C'est la Volonté sainte, absolue, éternelle, Cramponnée au projet comme un noble condor Aux flancs fumants de peur d'un buffle, et d'un coup d'aile Emportant son trophée à travers les cieux d'or!
Ce qu'il nous faut à nous, c'est l'étude sans trêve, C'est l'effort inouï, le combat non pareil, C'est la nuit, l'âpre nuit du travail, d'où se lève Lentement, lentement, l'Oeuvre, ainsi qu'un soleil!
Libre à nos Inspirés, coeurs qu'une oeillade enflamme. D'abandonner leur être aux vents comme un bouleau: Pauvres gens! l'Art n'est pas d'éparpiller son âme: Est-elle eu marbre, ou non, la Vénus de Milo?
Nous donc, sculptons avec le ciseau des Pensées Le bloc vierge du Beau, Paros immaculé, Et faisons-en surgir sous nos mains empressées Quelque pure statue au péplos étoile,
Afin qu'un jour, frappant de rayons gris et roses Le chef-d'oeuvre serein, comme un nouveau Memnon L'Aube-Postérité, fille des Temps moroses, Fasse dans l'air futur retentir notre nom!
FÊTES GALANTES
CLAIR DE LUNE
Votre âme est un paysage choisi Que vont charmants masques et bergamasques, Jouant du luth et dansant et quasi Tristes sous leurs déguisements fantasques.
Tout en chantant sur le mode mineur L'amour vainqueur et la vie opportune, Ils n'ont pas l'air de croire à leur bonheur Et leur chanson se mêle au clair de lune,
Au calme clair de lune triste et beau, Qui fait rêver les oiseaux dans les arbres Et sangloter d'extase les jets d'eau, Les grands jets d'eau sveltes parmi les marbres.
PANTOMIME
Pierrot, qui n'a rien d'un Clitandre, Vide un flacon sans plus attendre, Et, pratique, entame un pâté.

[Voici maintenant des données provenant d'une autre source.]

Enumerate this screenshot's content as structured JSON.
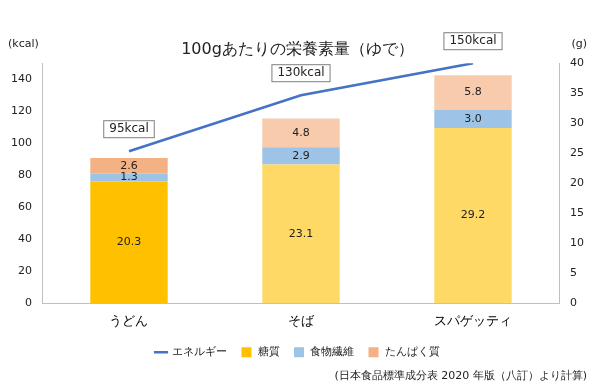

Cassandre, au fond de l'avenue, Verse une larme méconnue Sur son neveu déshérité.
Ce faquin d'Arlequin combine L'enlèvement de Colombine Et pirouette quatre fois.
Colombine rêve, surprise De sentir un coeur dans la brise Et d'entendre en son coeur des voix.
SUR L'HERBE
L'abbé divague.--Et toi, marquis, Tu mets de travers ta perruque. --Ce vieux vin de Chypre est exquis Moins, Camargo, que votre nuque.
--Ma flamme...--Do, mi, sol, la, si. --L'abbé, ta noirceur se dévoile. --Que je meure, Mesdames, si Je ne vous décroche une étoile.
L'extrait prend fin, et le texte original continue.